Chapter09 楽園 11

 轟。

 巨大な霊力の炸裂が、Eフィールド上空に鳴り響いた。インペイル・バスター及びスティンガー・ブラスターという、必殺を賭した術式同士の激突による結果だ。

 そんな余波の発生からきっかり五秒おいて、一つの人影がEフィールドに着地する。

「ち、ッ!」

 人影――グレン・レイドウは、あからさまに舌打ちした。まぁ無理もあるまい。あれだけの大技を放っておきながら、手応えが無かったとあれば。

 見上げるグレン。バイザー越しの上空には、煙じみてもうもうと立ちこめる光の粒、粒、粒。完全に消滅するには、まだ少し時間がかかるであろう。それ程の密度を持った霊力が、そこには滞留していた。

 ――あの時、辰巳たつみはグレンよりも一瞬早くインペイル・バスターを発動していた。と言っても、カウンターを決めた訳では無い。

 辰巳は、インペイル・バスターを空撃ちしたのだ。

 接触対象と強制接続した上で莫大な霊力と炸裂術式を叩き込み、霊力経路を微塵に引き裂くインペイル・バスター。その使い手である辰巳は、スティンガー・ブラスターが自身のそれと同質である事を見抜いたのだ。あの一瞬で。

「へッ、やるじゃねェか」

 眉間にシワを刻みながら、グレンは思い出す。

 つい先程、追い縋った直後。辰巳はインペイル・バスターを空撃ちした。接続対象の無いまま射出された霊力は、そのまま波となって放たれた。

 押し寄せるインペイル・バスター。方向性こそ定まっていないが、それでも炸裂術式が織り込まれている事に変わりは無く。

 そんな波との接触を防ぐため、グレンはスティンガー・ブラスターを、同型の術式を叩き込んだのだ。

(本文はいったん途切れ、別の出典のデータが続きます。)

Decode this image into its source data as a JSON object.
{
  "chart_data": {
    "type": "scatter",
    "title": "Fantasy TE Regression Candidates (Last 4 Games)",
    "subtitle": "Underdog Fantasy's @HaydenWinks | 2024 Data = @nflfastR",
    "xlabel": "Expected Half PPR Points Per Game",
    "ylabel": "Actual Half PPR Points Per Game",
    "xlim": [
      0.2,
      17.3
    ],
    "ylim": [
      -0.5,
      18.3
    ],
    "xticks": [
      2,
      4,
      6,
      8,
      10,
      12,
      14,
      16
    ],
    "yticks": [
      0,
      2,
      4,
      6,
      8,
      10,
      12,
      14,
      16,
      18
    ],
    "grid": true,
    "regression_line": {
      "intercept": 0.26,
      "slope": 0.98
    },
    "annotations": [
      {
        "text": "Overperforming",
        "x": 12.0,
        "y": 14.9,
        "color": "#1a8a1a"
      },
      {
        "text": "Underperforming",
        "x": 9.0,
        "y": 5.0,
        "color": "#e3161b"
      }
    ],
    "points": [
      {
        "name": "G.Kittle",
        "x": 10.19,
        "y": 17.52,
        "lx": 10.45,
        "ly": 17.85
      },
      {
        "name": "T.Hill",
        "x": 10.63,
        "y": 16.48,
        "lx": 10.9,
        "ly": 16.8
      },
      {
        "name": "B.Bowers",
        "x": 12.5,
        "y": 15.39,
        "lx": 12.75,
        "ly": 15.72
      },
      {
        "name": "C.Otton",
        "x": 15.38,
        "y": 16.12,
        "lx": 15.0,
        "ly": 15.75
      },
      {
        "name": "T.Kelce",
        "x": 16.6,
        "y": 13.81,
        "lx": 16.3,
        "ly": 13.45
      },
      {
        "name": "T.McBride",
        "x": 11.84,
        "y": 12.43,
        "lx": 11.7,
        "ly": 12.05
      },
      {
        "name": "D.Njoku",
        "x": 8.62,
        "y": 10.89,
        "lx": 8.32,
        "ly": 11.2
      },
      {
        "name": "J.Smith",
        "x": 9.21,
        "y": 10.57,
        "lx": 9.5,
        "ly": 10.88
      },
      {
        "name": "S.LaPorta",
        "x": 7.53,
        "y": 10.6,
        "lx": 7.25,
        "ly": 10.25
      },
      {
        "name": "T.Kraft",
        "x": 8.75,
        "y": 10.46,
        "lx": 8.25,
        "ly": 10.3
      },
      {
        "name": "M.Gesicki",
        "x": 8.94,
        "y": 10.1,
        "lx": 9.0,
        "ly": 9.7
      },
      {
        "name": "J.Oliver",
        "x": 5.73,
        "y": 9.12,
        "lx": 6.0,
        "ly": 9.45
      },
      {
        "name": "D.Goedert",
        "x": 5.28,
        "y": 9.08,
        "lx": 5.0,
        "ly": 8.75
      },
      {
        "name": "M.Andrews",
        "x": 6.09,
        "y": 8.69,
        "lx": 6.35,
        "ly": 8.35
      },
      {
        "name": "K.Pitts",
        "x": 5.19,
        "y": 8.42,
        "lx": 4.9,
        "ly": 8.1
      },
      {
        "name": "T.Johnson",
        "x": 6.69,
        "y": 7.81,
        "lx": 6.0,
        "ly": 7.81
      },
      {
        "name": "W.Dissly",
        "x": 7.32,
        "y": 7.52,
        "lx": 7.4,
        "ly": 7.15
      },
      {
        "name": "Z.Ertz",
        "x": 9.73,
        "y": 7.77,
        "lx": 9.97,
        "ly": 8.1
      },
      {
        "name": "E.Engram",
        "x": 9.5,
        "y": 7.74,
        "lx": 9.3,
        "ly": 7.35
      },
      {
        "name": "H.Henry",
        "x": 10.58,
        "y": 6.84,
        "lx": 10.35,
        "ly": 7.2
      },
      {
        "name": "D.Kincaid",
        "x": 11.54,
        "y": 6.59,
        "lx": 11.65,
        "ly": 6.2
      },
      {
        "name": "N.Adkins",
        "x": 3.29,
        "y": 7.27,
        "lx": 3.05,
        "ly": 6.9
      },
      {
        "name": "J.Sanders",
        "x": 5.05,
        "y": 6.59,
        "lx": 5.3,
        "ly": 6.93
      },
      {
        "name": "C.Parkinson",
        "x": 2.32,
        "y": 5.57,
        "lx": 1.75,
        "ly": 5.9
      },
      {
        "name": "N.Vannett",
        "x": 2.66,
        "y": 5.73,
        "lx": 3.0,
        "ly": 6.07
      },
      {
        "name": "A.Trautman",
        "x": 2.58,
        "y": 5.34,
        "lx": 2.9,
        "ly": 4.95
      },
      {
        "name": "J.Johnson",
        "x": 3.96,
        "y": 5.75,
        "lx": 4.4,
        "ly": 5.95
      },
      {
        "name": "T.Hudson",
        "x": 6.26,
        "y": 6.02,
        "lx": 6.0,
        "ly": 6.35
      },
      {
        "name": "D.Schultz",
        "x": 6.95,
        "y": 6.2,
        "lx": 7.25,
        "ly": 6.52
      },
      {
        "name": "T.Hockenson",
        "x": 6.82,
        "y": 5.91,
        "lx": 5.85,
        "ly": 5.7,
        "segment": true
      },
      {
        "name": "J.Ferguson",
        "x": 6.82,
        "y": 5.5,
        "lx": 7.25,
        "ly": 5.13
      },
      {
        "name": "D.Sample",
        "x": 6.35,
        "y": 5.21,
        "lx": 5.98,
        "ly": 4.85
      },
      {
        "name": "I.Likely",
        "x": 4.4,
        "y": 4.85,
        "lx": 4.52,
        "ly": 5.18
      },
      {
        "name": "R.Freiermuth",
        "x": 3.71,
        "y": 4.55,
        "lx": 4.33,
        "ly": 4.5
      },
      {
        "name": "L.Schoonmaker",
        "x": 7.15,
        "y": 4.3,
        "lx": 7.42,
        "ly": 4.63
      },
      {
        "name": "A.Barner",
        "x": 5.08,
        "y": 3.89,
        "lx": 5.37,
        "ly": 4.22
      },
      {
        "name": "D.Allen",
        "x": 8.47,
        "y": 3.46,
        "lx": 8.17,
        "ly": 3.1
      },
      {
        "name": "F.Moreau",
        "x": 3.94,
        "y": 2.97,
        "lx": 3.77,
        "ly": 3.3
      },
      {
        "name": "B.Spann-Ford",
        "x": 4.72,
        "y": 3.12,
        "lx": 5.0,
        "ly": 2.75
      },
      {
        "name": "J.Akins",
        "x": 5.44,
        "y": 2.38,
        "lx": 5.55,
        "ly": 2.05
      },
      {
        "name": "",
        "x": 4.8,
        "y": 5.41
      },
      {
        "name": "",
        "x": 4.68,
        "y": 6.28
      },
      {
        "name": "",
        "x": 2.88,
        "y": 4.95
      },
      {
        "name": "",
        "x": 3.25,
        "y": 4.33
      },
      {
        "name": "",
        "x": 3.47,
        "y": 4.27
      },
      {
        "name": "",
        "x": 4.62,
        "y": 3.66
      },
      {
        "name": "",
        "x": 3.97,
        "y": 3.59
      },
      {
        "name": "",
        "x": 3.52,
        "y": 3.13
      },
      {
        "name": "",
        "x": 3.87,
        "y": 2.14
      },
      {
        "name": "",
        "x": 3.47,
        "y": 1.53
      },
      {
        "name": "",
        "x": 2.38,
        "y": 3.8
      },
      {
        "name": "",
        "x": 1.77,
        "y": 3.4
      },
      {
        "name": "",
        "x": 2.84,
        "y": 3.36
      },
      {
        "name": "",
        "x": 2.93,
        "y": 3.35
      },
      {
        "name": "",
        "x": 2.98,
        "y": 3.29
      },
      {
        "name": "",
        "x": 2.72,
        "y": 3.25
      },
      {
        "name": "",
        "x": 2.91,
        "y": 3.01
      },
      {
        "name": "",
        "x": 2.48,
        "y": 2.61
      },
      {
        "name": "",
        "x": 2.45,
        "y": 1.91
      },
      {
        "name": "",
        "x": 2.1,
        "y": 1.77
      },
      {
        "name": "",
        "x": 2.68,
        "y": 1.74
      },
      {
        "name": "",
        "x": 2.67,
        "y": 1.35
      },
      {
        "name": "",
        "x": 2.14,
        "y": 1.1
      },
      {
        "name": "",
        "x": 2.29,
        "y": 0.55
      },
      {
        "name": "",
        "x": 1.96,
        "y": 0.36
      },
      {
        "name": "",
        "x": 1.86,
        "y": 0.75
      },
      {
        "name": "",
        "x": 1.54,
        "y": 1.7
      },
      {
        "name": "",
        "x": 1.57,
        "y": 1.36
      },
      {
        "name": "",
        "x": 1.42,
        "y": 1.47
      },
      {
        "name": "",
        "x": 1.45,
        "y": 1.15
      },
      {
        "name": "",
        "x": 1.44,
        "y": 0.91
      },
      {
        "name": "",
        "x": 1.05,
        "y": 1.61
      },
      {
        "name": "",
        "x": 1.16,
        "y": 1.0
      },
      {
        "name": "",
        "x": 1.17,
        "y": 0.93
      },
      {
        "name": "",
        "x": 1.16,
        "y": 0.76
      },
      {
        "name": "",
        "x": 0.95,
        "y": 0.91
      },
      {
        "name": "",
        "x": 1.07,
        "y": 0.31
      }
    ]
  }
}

 結果、始まったのは相殺現象である。互いを食い合うインペイル・バスターとスティンガー・ブラスターは、臨界点を迎えた瞬間に爆散した。そうして生じたのが、あの上空の爆光というわけだ。

「まさか盾代わりにするたぁなァ……!」

 口元を笑いに引きつらせながら、グレンは辰巳の姿を探す。

「……居た、居やがった」

 未だ滞留する爆光の端、きりもみながら落下していく人影が一つ。慣性と重力に弄ばれながら、それでもどうにか姿勢を安定させようとしている。間違いなくファントム4、五辻辰巳だ。

「ぐ、ぅ」

 どうしてやろうか。霊力弾でも叩き込んでやろうか。はやる思考とは裏腹に、グレンの身体は切実な霊力欠乏を訴える。トルネード・ブラスター、及びスティンガー・ブラスターという大技を連続で、しかも霊力に糸目を付けずに放ったのだ。先程交換したばかりのEプレートは、ほぼ完全に燃え尽きていた。

「ク、ソ。ガス欠かよ……だが、へへへ」

 霊力欠乏の脱力感に苛まれながら、それでもグレンは笑みを深めた。

 今、辰巳は身動きを取れずに居る。スティンガー・ブラスターの直撃こそ回避したろうが、 誘爆自体はまともに食らっただろう。体勢を復帰させるまで、まだ少しかかる筈。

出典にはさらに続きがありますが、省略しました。